Preheat your oven to 450 degrees. Do it now so that your oven is nice and hot when you put the bread in.
In a large bowl or stand mixer, combine warm water, sugar, yeast, and salt. You want the water to be like a nice warm bath water. Feel it with your wrist.
Set your bowl on the preheating oven and wait a couple minutes. If you see bubbles from the yeast reacting, move forward. If not, you may have killed your yeast with too hot water. Dump it and start over!
Add the softened butter and 1 cup of flour, and stir together with a wooden spoon.
Use the dough hook (or continue with the wooden spoon) to stir in the rest of the flour.
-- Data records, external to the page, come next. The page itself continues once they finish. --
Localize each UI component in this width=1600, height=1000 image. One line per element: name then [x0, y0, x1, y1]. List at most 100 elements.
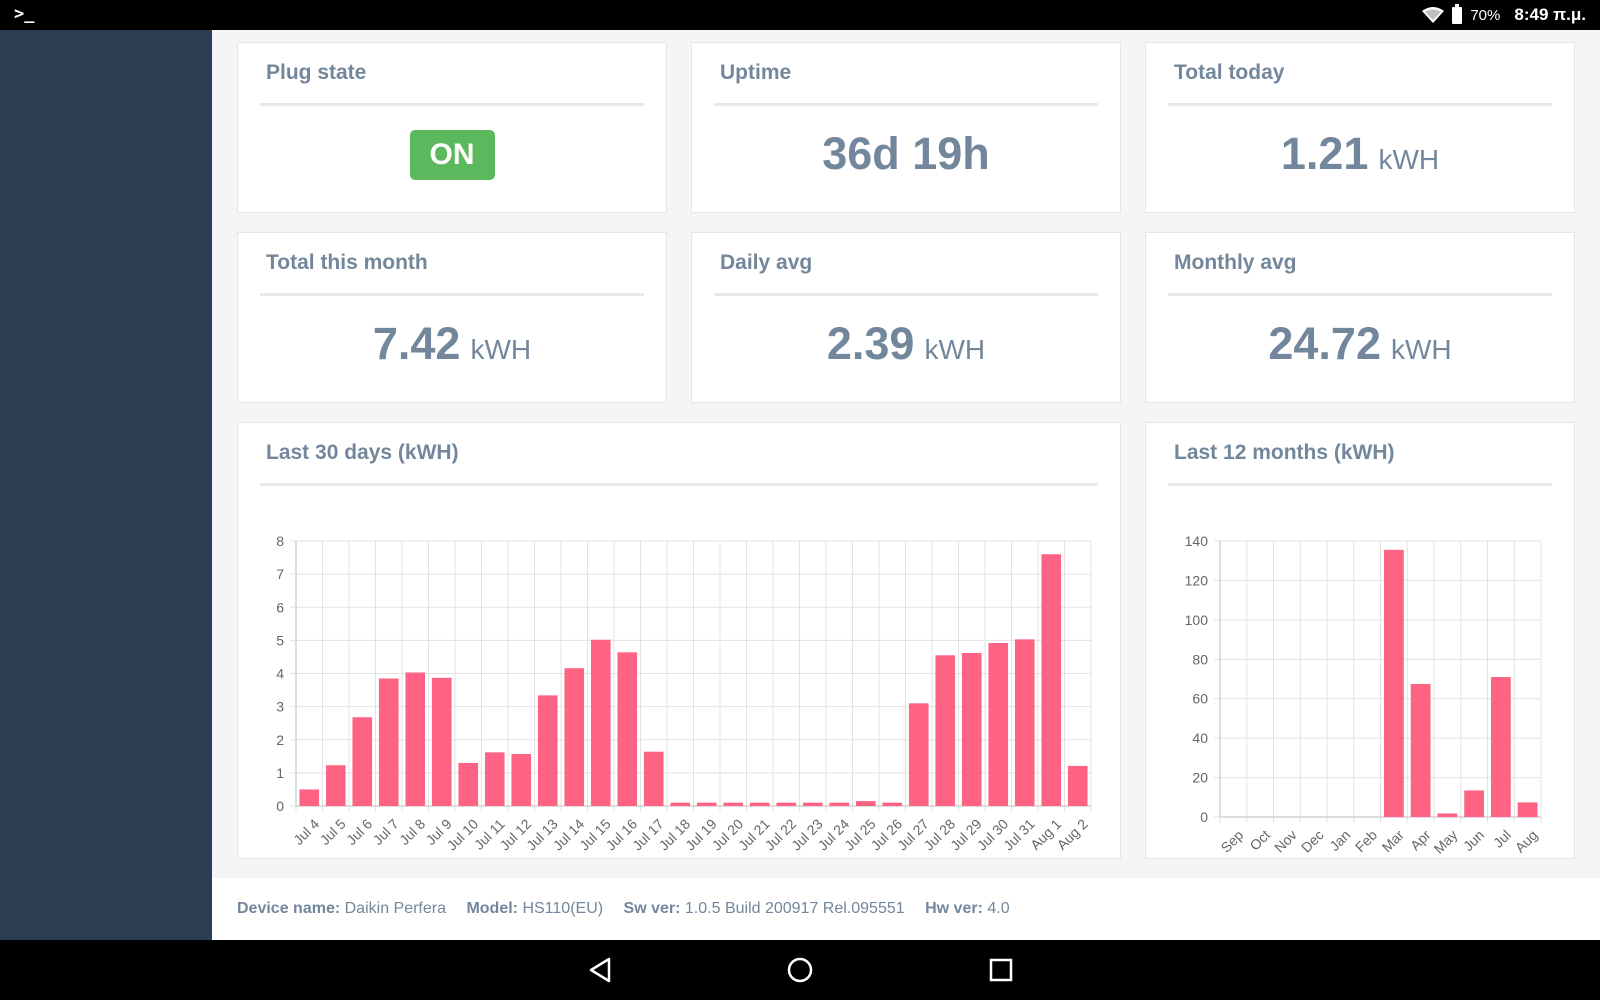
- divider: [714, 293, 1098, 296]
- bar: [458, 762, 479, 806]
- x-tick-label: Jul 4: [290, 816, 322, 848]
- model-label: Model:: [466, 900, 518, 917]
- bar: [882, 802, 903, 806]
- y-tick-label: 60: [1192, 691, 1208, 707]
- bar: [802, 802, 823, 806]
- model-info: Model: HS110(EU): [466, 900, 603, 917]
- bar: [1067, 765, 1088, 806]
- bar: [855, 801, 876, 806]
- plug-state-card: Plug state ON: [237, 42, 667, 213]
- y-tick-label: 1: [276, 765, 284, 781]
- x-tick-label: Nov: [1271, 827, 1300, 856]
- y-tick-label: 120: [1185, 572, 1209, 588]
- bar: [829, 802, 850, 806]
- model-value: HS110(EU): [522, 900, 604, 917]
- card-title: Plug state: [266, 61, 367, 84]
- status-bar: >_ 70% 8:49 π.μ.: [0, 0, 1600, 30]
- bar: [1410, 683, 1431, 817]
- x-tick-label: Jul 7: [370, 816, 402, 848]
- card-title: Uptime: [720, 61, 792, 84]
- card-title: Total today: [1174, 61, 1285, 84]
- divider: [260, 293, 644, 296]
- divider: [714, 103, 1098, 106]
- value-unit: kWH: [470, 334, 532, 365]
- battery-level: 70%: [1470, 6, 1501, 24]
- value-number: 1.21: [1280, 128, 1369, 179]
- home-circle-icon[interactable]: [780, 950, 820, 990]
- bar: [378, 678, 399, 806]
- bar: [352, 717, 373, 806]
- total-month-value: 7.42 kWH: [238, 318, 666, 370]
- bar: [1437, 813, 1458, 817]
- x-tick-label: Mar: [1379, 827, 1408, 856]
- monthly-avg-card: Monthly avg 24.72 kWH: [1145, 232, 1575, 403]
- x-tick-label: Jul 5: [317, 816, 349, 848]
- bar: [749, 802, 770, 806]
- device-info-row: Device name: Daikin Perfera Model: HS110…: [237, 900, 1026, 918]
- divider: [260, 103, 644, 106]
- y-tick-label: 4: [276, 666, 284, 682]
- hw-version-value: 4.0: [987, 900, 1010, 917]
- uptime-value: 36d 19h: [692, 128, 1120, 180]
- y-tick-label: 140: [1185, 533, 1209, 549]
- y-tick-label: 40: [1192, 730, 1208, 746]
- device-name-info: Device name: Daikin Perfera: [237, 900, 446, 917]
- y-tick-label: 20: [1192, 770, 1208, 786]
- y-tick-label: 80: [1192, 651, 1208, 667]
- x-tick-label: Aug 2: [1054, 816, 1091, 853]
- bar: [1383, 549, 1404, 817]
- y-tick-label: 100: [1185, 612, 1209, 628]
- bar: [670, 802, 691, 806]
- y-tick-label: 0: [1200, 809, 1208, 825]
- x-tick-label: Sep: [1217, 827, 1246, 856]
- total-month-card: Total this month 7.42 kWH: [237, 232, 667, 403]
- bar: [590, 639, 611, 806]
- y-tick-label: 5: [276, 632, 284, 648]
- x-tick-label: Jan: [1326, 827, 1353, 854]
- wifi-icon: [1422, 7, 1445, 23]
- x-tick-label: Oct: [1246, 827, 1273, 854]
- value-unit: kWH: [924, 334, 986, 365]
- sw-version-value: 1.0.5 Build 200917 Rel.095551: [684, 900, 905, 917]
- value-unit: kWH: [1390, 334, 1452, 365]
- y-tick-label: 2: [276, 732, 284, 748]
- bar: [617, 652, 638, 806]
- clock: 8:49 π.μ.: [1514, 5, 1586, 24]
- value-number: 7.42: [372, 318, 461, 369]
- bar: [1041, 554, 1062, 806]
- sidebar: [0, 30, 212, 940]
- value-number: 24.72: [1268, 318, 1381, 369]
- recents-square-icon[interactable]: [981, 950, 1021, 990]
- divider: [1168, 103, 1552, 106]
- y-tick-label: 0: [276, 798, 284, 814]
- y-tick-label: 3: [276, 699, 284, 715]
- hw-version-info: Hw ver: 4.0: [925, 900, 1010, 917]
- bar: [484, 752, 505, 806]
- hw-version-label: Hw ver:: [925, 900, 983, 917]
- bar: [325, 765, 346, 806]
- card-title: Daily avg: [720, 251, 813, 274]
- bar: [405, 672, 426, 806]
- bar: [643, 751, 664, 806]
- divider: [1168, 293, 1552, 296]
- back-triangle-icon[interactable]: [580, 950, 620, 990]
- x-tick-label: Aug: [1512, 827, 1541, 856]
- uptime-number: 36d 19h: [822, 128, 990, 179]
- bar: [935, 655, 956, 806]
- last-12-months-card: Last 12 months (kWH) 0 20 40 60 80 100 120 140 S…: [1145, 422, 1575, 859]
- y-tick-label: 6: [276, 599, 284, 615]
- bar: [988, 643, 1009, 806]
- uptime-card: Uptime 36d 19h: [691, 42, 1121, 213]
- x-tick-label: Jul: [1490, 827, 1514, 851]
- dashboard-main: Plug state ON Uptime 36d 19h Total today…: [212, 30, 1600, 878]
- navigation-bar: [0, 940, 1600, 1000]
- total-today-card: Total today 1.21 kWH: [1145, 42, 1575, 213]
- plug-on-badge[interactable]: ON: [409, 130, 495, 180]
- device-name-value: Daikin Perfera: [344, 900, 446, 917]
- x-tick-label: Jun: [1460, 827, 1487, 854]
- bar: [961, 652, 982, 806]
Start with 3 cups total in the recipe (including the cup you added in step 4). Then add the last cup 1/4 cup at a time to see how much you need. The dough should be pulling away from the sides of the bowl but still sticky. (see photos) I usually add most of the fourth cup.
Knead for 6-7 minutes, until the dough is smooth and elastic.
Prepare a baking sheet or baguette pan** with nonstick spray.
At this point you can either shape the dough into one large loaf that is about 12-14 inches, or you can make 2 smaller loaves. (I made two smaller loaves to fit in my baguette pan.)
Use a sharp serrated knife to make 3-4 half-inch slits on top.
Cover with a tea towel and let rise for 20 minutes.
When the loaf or loaves have roughly doubled in size, remove the towel.
In a small bowl, use a fork to whisk up 1 egg white. Make it nice and frothy. Use a pastry brush to coat the tops and sides of the bread. You can use all or most of the egg white.
Transfer the bread to the oven.
Bake for about 20 minutes. You will know it is done when the top is shiny and golden, and the bottom of the loaf is browned. The longer you leave it in, the crispier your crust will be.
Let cool for a bit and then devour hot with butter!